What I tried (short):

• I can already parse AT+QENG="servingcell" and AT+QENG="neighbourcell" from EC25 and I know which fields are passive vs active in my table. Those AT outputs do not include PRACH/offsets I need.
• I can open a DIAG port on rooted Qualcomm phones and can capture using QCSuper / scat, but I don’t have QXDM and want to automate DIAG→RRC parsing (open-source tools only).
• I prefer not to use SDR/USRP in this project — the goal is an EC25/DIAG-based solution, if possible.

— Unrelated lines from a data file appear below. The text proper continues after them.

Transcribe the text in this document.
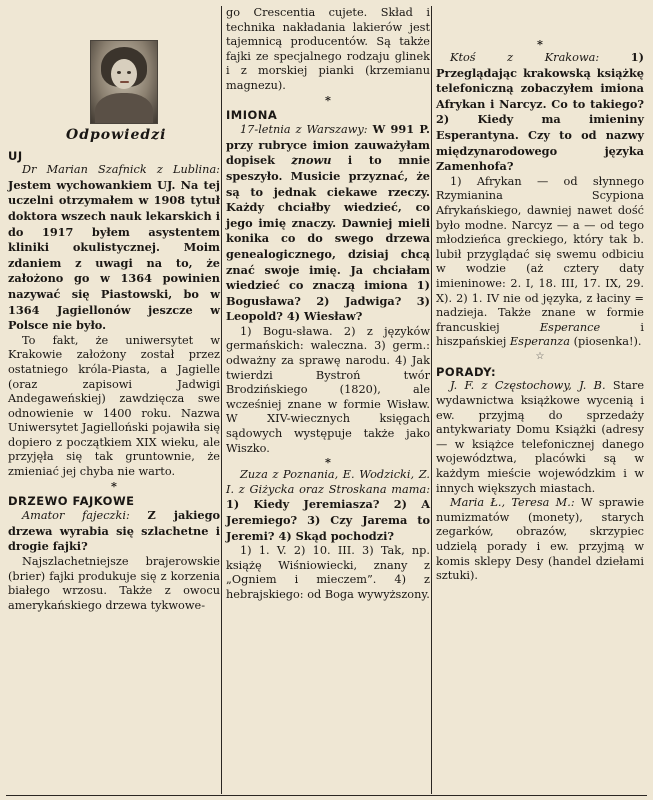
Odpowiedzi
UJ

Dr Marian Szafnick z Lublina: Jestem wychowankiem UJ. Na tej uczelni otrzymałem w 1908 tytuł doktora wszech nauk lekarskich i do 1917 byłem asystentem kliniki okulistycznej. Moim zdaniem z uwagi na to, że założono go w 1364 powinien nazywać się Piastowski, bo w 1364 Jagiellonów jeszcze w Polsce nie było.

To fakt, że uniwersytet w Krakowie założony został przez ostatniego króla-Piasta, a Jagielle (oraz zapisowi Jadwigi Andegaweńskiej) zawdzięcza swe odnowienie w 1400 roku. Nazwa Uniwersytet Jagielloński pojawiła się dopiero z początkiem XIX wieku, ale przyjęła się tak gruntownie, że zmieniać jej chyba nie warto.

*
DRZEWO FAJKOWE

Amator fajeczki: Z jakiego drzewa wyrabia się szlachetne i drogie fajki?

Najszlachetniejsze brajerowskie (brier) fajki produkuje się z korzenia białego wrzosu. Także z owocu amerykańskiego drzewa tykwowe-

go Crescentia cujete. Skład i technika nakładania lakierów jest tajemnicą producentów. Są także fajki ze specjalnego rodzaju glinek i z morskiej pianki (krzemianu magnezu).

*
IMIONA

17-letnia z Warszawy: W 991 P. przy rubryce imion zauważyłam dopisek znowu i to mnie speszyło. Musicie przyznać, że są to jednak ciekawe rzeczy. Każdy chciałby wiedzieć, co jego imię znaczy. Dawniej mieli konika co do swego drzewa genealogicznego, dzisiaj chcą znać swoje imię. Ja chciałam wiedzieć co znaczą imiona 1) Bogusława? 2) Jadwiga? 3) Leopold? 4) Wiesław?

1) Bogu-sława. 2) z języków germańskich: waleczna. 3) germ.: odważny za sprawę narodu. 4) Jak twierdzi Bystroń twór Brodzińskiego (1820), ale wcześniej znane w formie Wisław. W XIV-wiecznych księgach sądowych występuje także jako Wiszko.

*

Zuza z Poznania, E. Wodzicki, Z. I. z Giżycka oraz Stroskana mama: 1) Kiedy Jeremiasza? 2) A Jeremiego? 3) Czy Jarema to Jeremi? 4) Skąd pochodzi?

1) 1. V. 2) 10. III. 3) Tak, np. książę Wiśniowiecki, znany z „Ogniem i mieczem”. 4) z hebrajskiego: od Boga wywyższony.

*

Ktoś z Krakowa:	1) Przeglądając krakowską książkę telefoniczną zobaczyłem imiona Afrykan i Narcyz. Co to takiego? 2) Kiedy ma imieniny Esperantyna. Czy to od nazwy międzynarodowego języka Zamenhofa?

1) Afrykan — od słynnego Rzymianina Scypiona Afrykańskiego, dawniej nawet dość było modne. Narcyz — a — od tego młodzieńca greckiego, który tak b. lubił przyglądać się swemu odbiciu w wodzie (aż cztery daty imieninowe: 2. I, 18. III, 17. IX, 29. X). 2) 1. IV nie od języka, z łaciny = nadzieja. Także znane w formie francuskiej	Esperance	i hiszpańskiej Esperanza (piosenka!).

☆
PORADY:

J. F. z Częstochowy, J. B. Stare wydawnictwa książkowe wycenią i ew. przyjmą do sprzedaży antykwariaty Domu Książki (adresy — w książce telefonicznej danego województwa, placówki są w każdym mieście wojewódzkim i w innych większych miastach.

Maria Ł., Teresa M.: W sprawie numizmatów (monety), starych zegarków, obrazów, skrzypiec udzielą porady i ew. przyjmą w komis sklepy Desy (handel dziełami sztuki).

What I can attach / share on request:

• Raw AT+QENG outputs from EC25 (servingcell + neighbourcell).
• Sample DIAG hex/text dumps from a Qualcomm device (I can paste one or two small captures).
• EC25 firmware/modem model strings (firmware version, PID/VID) on request.

---

Concrete asks (please answer any you can):

• Which exact DIAG subsystem IDs / message types should I capture and parse to find raw RRC/SIB payloads (or LTE-RRC PDUs)? Any annotated DIAG dump would be ideal.
• If EC25 supports raw SIB extraction, which AT/QMI or debug endpoints should I call (firmware-specific examples appreciated)?
• If you have code snippets or tools (Python/C) that parse DIAG→RRC OTA blobs or that decode SIB2→PRACH fields, please share or point me to repos/docs.

Thank you — very concrete, low-level replies (DIAG byte layout, sample hex blob + annotation, short parser snippets) are most helpful.